Le Mali connaît une «amélioration tangible dans le domaine sécuritaire», mais il y règne un «climat délétère» de recul de la liberté d’expression, a estimé hier un expert indépendant de l’ONU après une visite dans le pays. «Pour la première fois» depuis 2018, «j’ai noté une amélioration tangible de la situation sécuritaire», a déclaré hier Alioune Tine, expert indépendant de l’ONU sur la question des droits humains au Mali, lors d’une visioconférence depuis Dakar.

Il a étayé ses propos en arguant d’une baisse du nombre de personnes déplacées (d’environ 400 000 en septembre à 350 000 en décembre, selon l’ONU) et d’une baisse des violations recensées par l’ONU des droits humains sur le dernier semestre 2021.

Ces «améliorations tangibles» ne doivent «pas occulter les défis sérieux», a-t-il relevé, notamment avec une présence de groupes djihadistes «qui continuent d’attaquer, de tuer et d’enlever des civils».
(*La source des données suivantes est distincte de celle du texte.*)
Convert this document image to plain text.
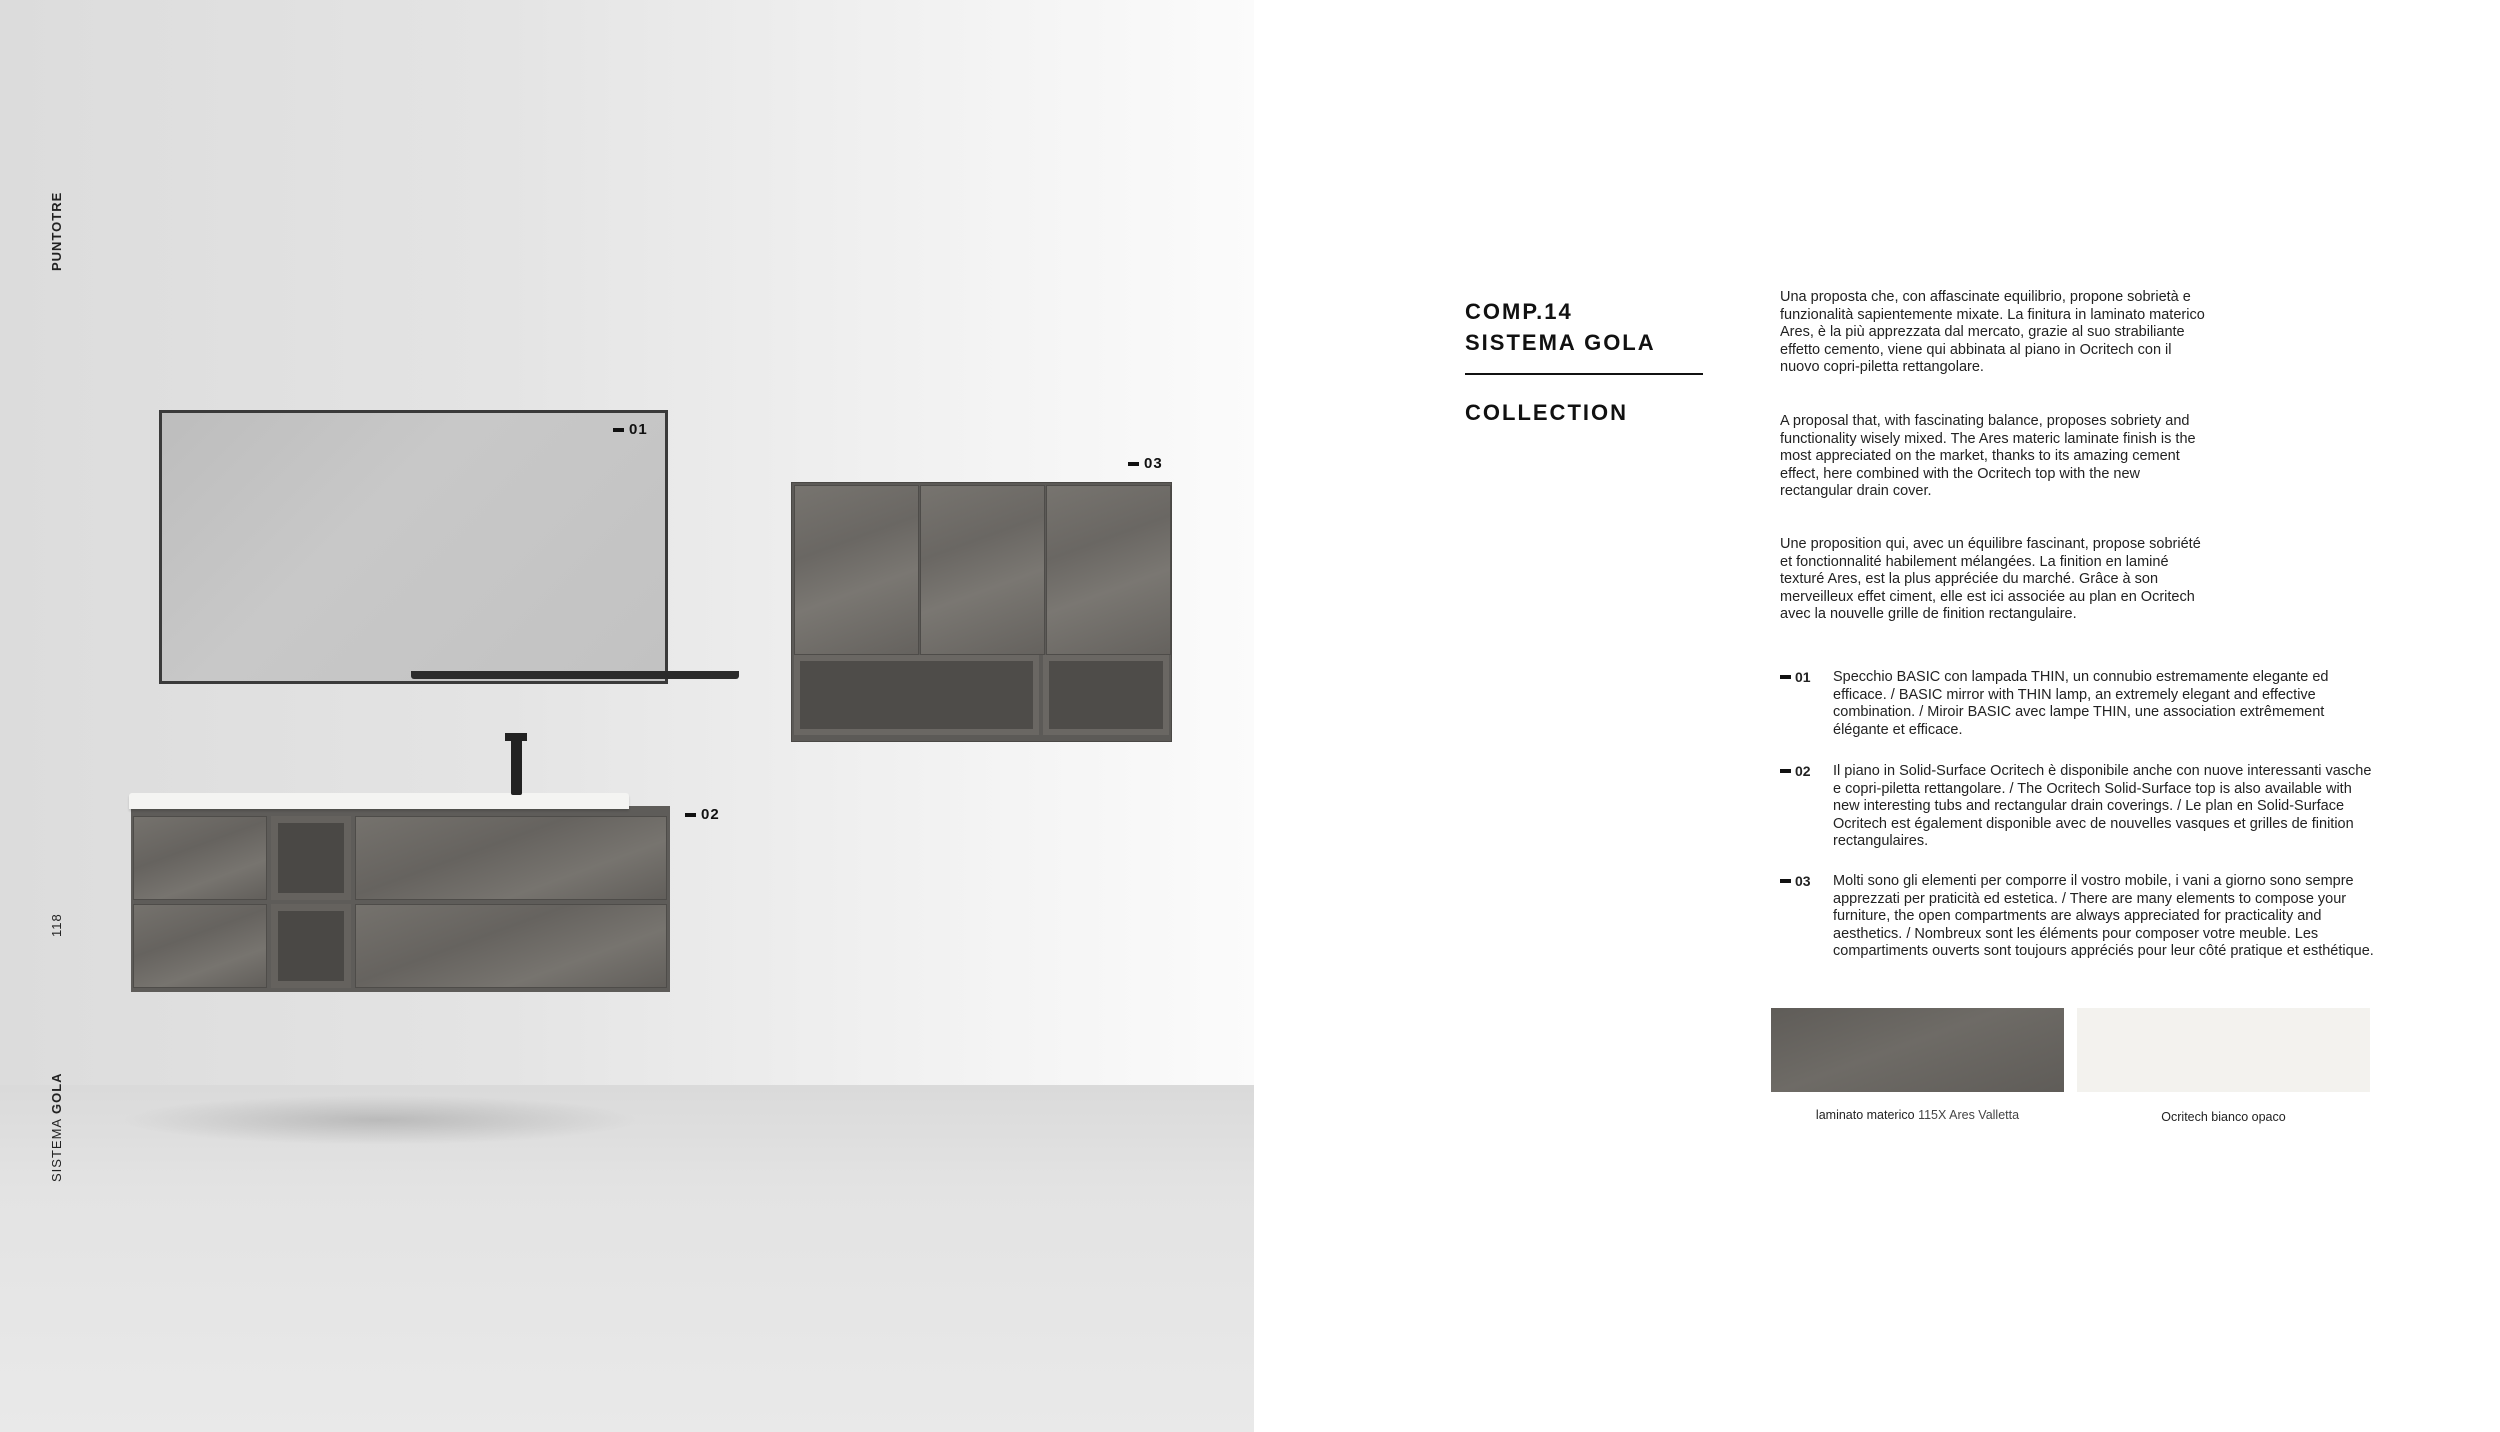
01
03
02
PUNTOTRE
118
SISTEMA GOLA
COMP.14
SISTEMA GOLA
COLLECTION
Una proposta che, con affascinate equilibrio, propone sobrietà e funzionalità sapientemente mixate. La finitura in laminato materico Ares, è la più apprezzata dal mercato, grazie al suo strabiliante effetto cemento, viene qui abbinata al piano in Ocritech con il nuovo copri-piletta rettangolare.
A proposal that, with fascinating balance, proposes sobriety and functionality wisely mixed. The Ares materic laminate finish is the most appreciated on the market, thanks to its amazing cement effect, here combined with the Ocritech top with the new rectangular drain cover.
Une proposition qui, avec un équilibre fascinant, propose sobriété et fonctionnalité habilement mélangées. La finition en laminé texturé Ares, est la plus appréciée du marché. Grâce à son merveilleux effet ciment, elle est ici associée au plan en Ocritech avec la nouvelle grille de finition rectangulaire.
01 Specchio BASIC con lampada THIN, un connubio estremamente elegante ed efficace. / BASIC mirror with THIN lamp, an extremely elegant and effective combination. / Miroir BASIC avec lampe THIN, une association extrêmement élégante et efficace.
02 Il piano in Solid-Surface Ocritech è disponibile anche con nuove interessanti vasche e copri-piletta rettangolare. / The Ocritech Solid-Surface top is also available with new interesting tubs and rectangular drain coverings. / Le plan en Solid-Surface Ocritech est également disponible avec de nouvelles vasques et grilles de finition rectangulaires.
03 Molti sono gli elementi per comporre il vostro mobile, i vani a giorno sono sempre apprezzati per praticità ed estetica. / There are many elements to compose your furniture, the open compartments are always appreciated for practicality and aesthetics. / Nombreux sont les éléments pour composer votre meuble. Les compartiments ouverts sont toujours appréciés pour leur côté pratique et esthétique.
laminato materico 115X Ares Valletta	Ocritech bianco opaco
Selon des sources locales, une quarantaine de civils ont été tués mi-février par le groupe Etat islamique au Grand Sahara (EIGS, affilié à l’organisation Etat islamique) dans la région de Tessit, dans la partie malienne de la zone dite des trois frontières, aux confins du Mali, du Burkina Faso et du Niger. Huit militaires maliens et «une soixantaine» de djihadistes sont décédés lors de combats dans la même zone vendredi, selon Bamako.

Bombe sociale

Alioune Tine a également mis en garde contre une «bombe sociale» qui «se profile à l’horizon» avec la fermeture, par les mêmes groupes radicaux, d’écoles. Le nombre d’élèves affectés a augmenté en 2021, a-t-il rappelé, de 400 000 à 500 000 entre janvier et décembre, selon l’ONU. M. Tine a expliqué s’être rendu du 7 au 18 février à Mopti et Tombouctou et avoir rencontré une large part des acteurs socio-politiques maliens à Bamako.

«Tous sont unanimes qu’il est de plus en plus difficile d’exprimer une opinion dissidente sans courir le risque d’être emprisonné ou lynché sur les réseaux sociaux», a-t-il estimé hier, en exprimant sa «profonde préoccupation par rapport au rétrécissement de l’espace civique».

Annonçant faire de la lutte contre la corruption une priorité, les militaires ont arrêté plusieurs hommes et femmes politiques, dont l’ex-Premier ministre Soumeylou Boubeye Maïga. Evacué en décembre de la prison vers une clinique bamakoise en raison de son état de santé, il a perdu 20 kilos et nécessite une évacuation, selon M. Tine.

Ce «climat délétère a mené plusieurs acteurs à l’autocensure par crainte de représailles des autorités maliennes de transition et/ou de leurs sympathisants», a-t-il encore déclaré, estimant que des «menaces réelles pèsent (notamment) sur l’activité des défenseurs des droits de l’homme».

Les enquêtes sur les présumées violations des droits humains par des acteurs du conflit au Mali, notamment l’armée malienne, sont de plus en plus rares. «Quand vous sortez quelque chose (une enquête, ndlr) vous êtes assaillis puis lynchés par les médias, surtout les médias sociaux», a dénoncé M. Tine. Les partenaires européens, dont la France, ont annoncé jeudi se retirer du Mali, où l’armée affirme engranger victoire sur victoire depuis plusieurs mois.

Le Mali est dirigé par des militaires depuis qu’ils ont renversé, en août 2020, le président Ibrahim Boubacar Keïta. Sous embargo de ses voisins ouest-africains pour ne pas avoir respecté son engagement d’organiser des élections fin février, le Mali est en négociations avec la Communauté des Etats d’Afrique de l’Ouest sur la durée de la «transition». Lundi, le Parlement nommé par les militaires a entériné que la période de transition pourrait durer jusqu’à cinq ans. Un délai jugé «inacceptable» par la Cédéao.